Or so he told the standing-room-only crowd at the Gloria and John L. Blackburn Academic Symposium Lecture Friday night, as a guest of The University of Alabama’s Blackburn Institute.
Woodward became a household name in the 1970s when he and fellow Washington Post reporter Carl Bernstein wrote a series of stories uncovering the Watergate scandal that eventually resulted in the resignation of then-president Richard Nixon. The two won a Pulitzer Prize for their work.
Woodward, still at the Post as an associate editor, visited with Blackburn fellows and others to largely speak about his most recent book, “The Price of Politics.” But his views of journalism played a significant part in his talk.
“At the center of journalism – I think at the center of being a citizen, really – is, how much goes on in the government that we don’t know?” Woodward said. “We don’t know enough. The impulse to be secretive in the White House is so great.”
He said one of his greatest concerns is lack of transparency in government. Woodward said shedding light there is the job of journalists, though he thinks the news industry has been crippled by cutbacks and the fast-paced market for news today.
“If we don’t really get a pretty good idea of what’s going on – I think that’s what will do us in,” he said. “If we get secret government, beware. That’s the end. That is the thing that I worry about the most.”
Woodward, a Yale graduate, began his professional life as an intelligence officer in the Navy. After being discharged from the military, he considered going to law school but instead applied to work for the Washington Post. An editor agreed to give him a two-week trial period, but he ultimately wasn’t hired because he lacked journalism experience.

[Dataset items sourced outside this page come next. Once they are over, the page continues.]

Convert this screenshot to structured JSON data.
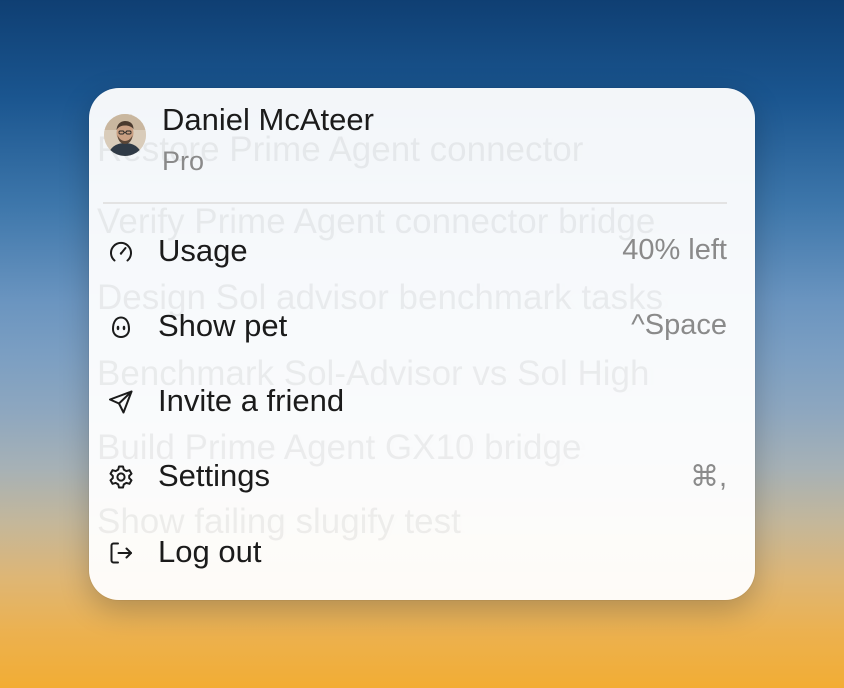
{
  "background_tasks": [
    "Restore Prime Agent connector",
    "Verify Prime Agent connector bridge",
    "Design Sol advisor benchmark tasks",
    "Benchmark Sol-Advisor vs Sol High",
    "Build Prime Agent GX10 bridge",
    "Show failing slugify test"
  ],
  "account_menu": {
    "user": {
      "name": "Daniel McAteer",
      "plan": "Pro",
      "avatar_icon": "user-avatar"
    },
    "items": [
      {
        "label": "Usage",
        "icon": "gauge-icon",
        "trailing": "40% left",
        "usage_remaining_percent": 40
      },
      {
        "label": "Show pet",
        "icon": "pet-icon",
        "trailing": "^Space"
      },
      {
        "label": "Invite a friend",
        "icon": "paper-plane-icon",
        "trailing": ""
      },
      {
        "label": "Settings",
        "icon": "gear-icon",
        "trailing": "⌘,"
      },
      {
        "label": "Log out",
        "icon": "log-out-icon",
        "trailing": ""
      }
    ]
  },
  "colors": {
    "menu_background": "#ffffff",
    "text_primary": "#1b1b1b",
    "text_secondary": "#8a8a8a",
    "divider": "#e3e3e3",
    "backdrop_top": "#0f3f73",
    "backdrop_bottom": "#f2ad34"
  }
}
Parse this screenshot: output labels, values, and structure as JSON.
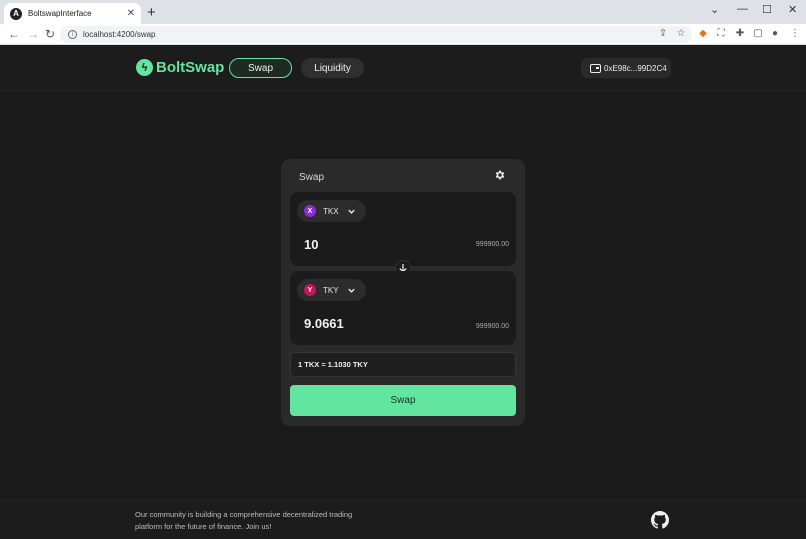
{
  "browser": {
    "tab_title": "BoltswapInterface",
    "tab_close": "✕",
    "new_tab": "+",
    "url": "localhost:4200/swap"
  },
  "header": {
    "logo_text": "BoltSwap",
    "nav": {
      "swap": "Swap",
      "liquidity": "Liquidity"
    },
    "wallet_address": "0xE98c...99D2C4"
  },
  "swap_card": {
    "title": "Swap",
    "from": {
      "symbol": "TKX",
      "icon_letter": "X",
      "icon_color": "#8a2be2",
      "amount": "10",
      "balance": "999900.00"
    },
    "to": {
      "symbol": "TKY",
      "icon_letter": "Y",
      "icon_color": "#c2185b",
      "amount": "9.0661",
      "balance": "999900.00"
    },
    "rate": "1 TKX = 1.1030 TKY",
    "swap_button": "Swap"
  },
  "footer": {
    "text": "Our community is building a comprehensive decentralized trading platform for the future of finance. Join us!"
  },
  "colors": {
    "accent": "#62e59e",
    "background": "#1b1b1b",
    "card": "#2a2a2a"
  }
}
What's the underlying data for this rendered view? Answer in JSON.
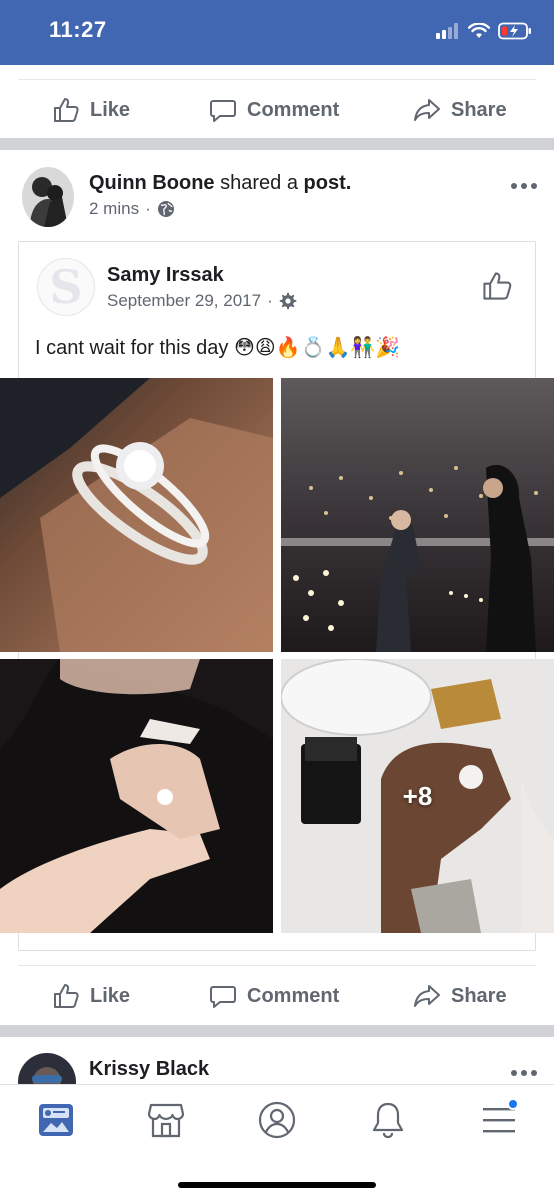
{
  "status_bar": {
    "time": "11:27",
    "icons": [
      "signal-icon",
      "wifi-icon",
      "battery-charging-icon"
    ]
  },
  "top_actions": {
    "like": "Like",
    "comment": "Comment",
    "share": "Share"
  },
  "post": {
    "author": "Quinn Boone",
    "action_text": "shared a",
    "action_target": "post.",
    "time": "2 mins",
    "privacy_icon": "globe-icon",
    "shared": {
      "author": "Samy Irssak",
      "logo_letter": "S",
      "date": "September 29, 2017",
      "privacy_icon": "gear-icon",
      "text": "I cant wait for this day 😳😩🔥💍🙏👫🎉",
      "photos": [
        {
          "label": "engagement ring in box"
        },
        {
          "label": "proposal on rooftop at night"
        },
        {
          "label": "hand with ring"
        },
        {
          "label": "holding hands with ring box",
          "more_count": "+8"
        }
      ]
    },
    "actions": {
      "like": "Like",
      "comment": "Comment",
      "share": "Share"
    }
  },
  "next_post": {
    "author": "Krissy Black"
  },
  "bottom_nav": {
    "items": [
      "news-feed-icon",
      "marketplace-icon",
      "profile-icon",
      "notifications-icon",
      "menu-icon"
    ],
    "accent": "#1877f2"
  },
  "colors": {
    "brand": "#4267b2",
    "text": "#1c1e21",
    "secondary": "#606770",
    "separator": "#d0d2d6"
  }
}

Woodward went on to gain experience at a smaller paper outside of Washington D.C. After his trial run at the Post, he knew journalism, not law, was where he wanted to make a career. The unpredictable nature of reporting pulled him in.
“By definition, the news is not boring,” he said. “It’s unexpected and always a little mystery. But you have to keep going.”
Woodward was eventually hired as a Post reporter and just nine months later began to break the story on the Watergate cover-up. In addition to reporting for the Post, Woodward has authored more than 15 nonfiction books that take an in-depth look at various administrations and government agencies.
When the floor was opened for questions, an audience member asked Woodward which presidents he most liked, admired and thought were misunderstood. He said he found Bill Clinton to be the most compelling.
“He drilled me with this eye contact that almost created a gravitational field,” Woodward said of a January 1994 meeting with Clinton. “You’re staring at this unblinking president. There’s a sense of being enveloped.”
Woodward said he left the interview thinking he had gotten some great material, but later realized Clinton’s charisma had simply overpowered him.
“One thing we think we can trust – our own experience,” he said. “You have an experience like that and you’re sure it’s important, but it’s not. We kind of think of our memory as vivid and unchanging, but it’s not.”